Biggest ever penalty
EU regulators ‘misguided’ over €2.4bn Google fine
The penalty was immediately described as “misguided” by one leading economics organisation.
It is the biggest fine the EU has imposed on a single company in a competition case, beating the €1.06bn sanction handed out to US chipmaker Intel in 2009.
The European Commission said Google faces a further penalty if it does not stop favouring its own channel. The company has also been accused of blocking rivals in online search advertising.
Google settled with US regulators in 2013 without a penalty after agreeing to change some of its search practices.
In a statement issued after today’s judgement it said its data showed people preferred links taking them directly to products they want and not to websites where they have to repeat their search.
“We respectfully disagree with the conclusions announced today. We will review the Commission’s decision in detail as we consider an appeal, and we look forward to continuing to make our case.”

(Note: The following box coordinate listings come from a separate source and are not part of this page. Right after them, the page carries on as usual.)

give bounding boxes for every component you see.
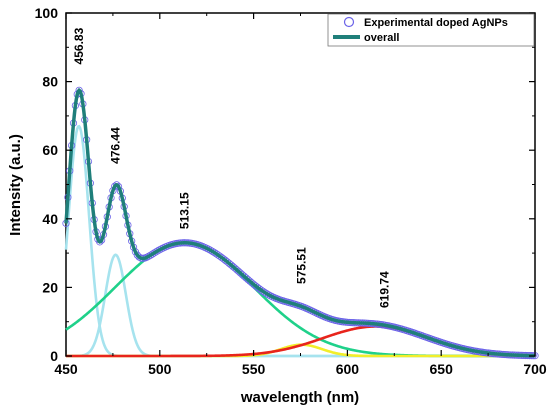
experimental-point — [96, 238, 104, 246]
x-tick-label: 500 — [148, 361, 172, 377]
x-axis-title: wavelength (nm) — [240, 389, 359, 406]
experimental-point — [216, 252, 224, 260]
experimental-point — [214, 251, 222, 259]
y-tick-label: 100 — [35, 5, 59, 21]
ticks-layer: 450 500 550 600 650 700 0 20 40 60 80 100 — [35, 5, 547, 377]
peak-labels-layer: 456.83 476.44 513.15 575.51 619.74 — [72, 27, 392, 308]
y-axis-title: Intensity (a.u.) — [7, 134, 24, 236]
plot-area — [65, 12, 536, 357]
x-tick-label: 650 — [430, 361, 454, 377]
y-tick-label: 60 — [42, 142, 58, 158]
y-tick-label: 80 — [42, 74, 58, 90]
peak-label: 513.15 — [177, 192, 191, 229]
y-tick-label: 0 — [50, 348, 58, 364]
legend-marker-experimental — [343, 16, 355, 28]
peak-label: 575.51 — [294, 247, 308, 284]
x-tick-label: 600 — [336, 361, 360, 377]
x-tick-label: 550 — [242, 361, 266, 377]
x-tick-label: 450 — [54, 361, 78, 377]
overall-layer — [64, 87, 536, 358]
legend-label-overall: overall — [364, 32, 399, 44]
x-tick-label: 700 — [523, 361, 547, 377]
legend: Experimental doped AgNPs overall — [327, 13, 535, 47]
peak-label: 476.44 — [109, 127, 123, 164]
experimental-point — [257, 286, 265, 294]
overall-curve — [64, 87, 536, 358]
peak-label: 456.83 — [72, 27, 86, 64]
y-tick-label: 40 — [42, 211, 58, 227]
peak-label: 619.74 — [377, 271, 391, 308]
experimental-point — [255, 285, 263, 293]
legend-label-experimental: Experimental doped AgNPs — [364, 17, 508, 29]
legend-box — [327, 13, 535, 47]
experimental-point — [113, 181, 121, 189]
experimental-point — [253, 283, 261, 291]
y-tick-label: 20 — [42, 279, 58, 295]
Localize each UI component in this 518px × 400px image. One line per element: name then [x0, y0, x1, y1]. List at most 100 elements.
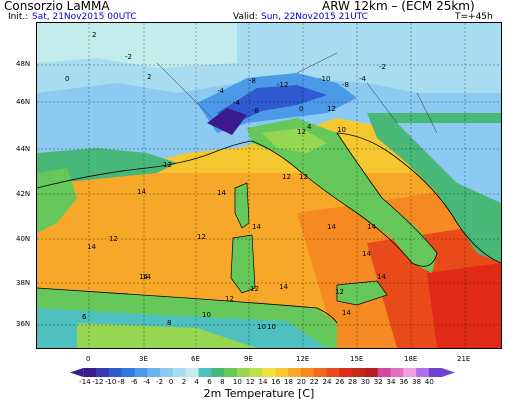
contour-value-label: 12: [225, 295, 234, 303]
lat-label: 46N: [16, 98, 31, 106]
colorbar-swatch: [185, 368, 199, 377]
contour-value-label: 8: [167, 319, 172, 327]
contour-value-label: 2: [147, 73, 152, 81]
init-label: Init.:: [8, 12, 29, 22]
contour-value-label: 14: [367, 223, 376, 231]
colorbar-swatch: [352, 368, 366, 377]
contour-value-label: 0: [65, 75, 70, 83]
colorbar-tick-label: 22: [309, 378, 319, 386]
colorbar-swatch: [249, 368, 263, 377]
contour-value-label: 10: [267, 323, 276, 331]
contour-value-label: 4: [307, 123, 312, 131]
contour-value-label: 14: [137, 188, 146, 196]
colorbar-tick-label: 10: [232, 378, 242, 386]
colorbar-tick-label: -12: [92, 378, 104, 386]
contour-value-label: 2: [92, 31, 97, 39]
temperature-map: 2 -2 0 2 -4 -8 -12 -10 -8 -4 -2 -4 -8 0 4 12 10 12 12 14 14 1…: [36, 22, 502, 349]
contour-value-label: 12: [327, 105, 336, 113]
contour-value-label: 10: [202, 311, 211, 319]
contour-value-label: 10: [337, 126, 346, 134]
colorbar-swatch: [339, 368, 353, 377]
lat-label: 36N: [16, 320, 31, 328]
lead-time: T=+45h: [455, 12, 493, 22]
contour-value-label: 14: [142, 273, 151, 281]
lat-label: 48N: [16, 60, 31, 68]
colorbar-swatch: [108, 368, 123, 377]
contour-value-label: 14: [217, 189, 226, 197]
colorbar-swatch: [160, 368, 174, 377]
contour-value-label: 14: [139, 273, 148, 281]
colorbar-swatch: [172, 368, 187, 377]
valid-value: Sun, 22Nov2015 21UTC: [261, 12, 368, 22]
init-value: Sat, 21Nov2015 00UTC: [32, 12, 137, 22]
colorbar-swatch: [224, 368, 238, 377]
colorbar-tick-label: 16: [271, 378, 281, 386]
colorbar-swatch: [288, 368, 302, 377]
colorbar-swatch: [83, 368, 97, 377]
contour-value-label: -2: [379, 63, 386, 71]
lon-label: 21E: [457, 355, 471, 363]
contour-value-label: 14: [342, 309, 351, 317]
contour-value-label: 12: [299, 173, 308, 181]
colorbar-tick-label: 14: [258, 378, 268, 386]
contour-value-label: -8: [249, 77, 256, 85]
colorbar-tick-label: -6: [130, 378, 138, 386]
contour-value-label: -4: [217, 87, 224, 95]
lat-label: 40N: [16, 235, 31, 243]
contour-value-label: 12: [297, 128, 306, 136]
colorbar-swatch: [96, 368, 110, 377]
colorbar-swatch: [390, 368, 404, 377]
colorbar-swatch: [121, 368, 135, 377]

An expert from the Adam Smith Institute was critical of the ruling. Sam Bowman, executive director said: “In fining Google this morning for giving prominence to its Google Shopping service European Regulators made the same mistake that regulators did in the 1990s when Microsoft was fined for bundling Internet Explorer with Windows products.
“The basic error is to assume companies like Google and Microsoft are akin to ‘Natural Monopolies.’
“If a user experience is made worse by Google Shopping being prioritised then users will have the option of moving to a search engine like Bing – not to mention there would be an incentive for large existing rivals like Facebook to create their own rival platform.
“If people can switch between platforms it doesn’t matter much if, within a platform, there isn’t that much competition.
“The core issue here is whether we need to force competition within software platforms if competition exists between them.
“Just as use of Windows declined steadily as users moved to other operating systems so Google users have plenty of alternatives they can switch to if bundling worsens the platform’s quality enough.
“Bundling has benefits as well as costs, because it pays for the free things Google does, and trying to stamp it out will end up hurting users in a misguided quest to help them.”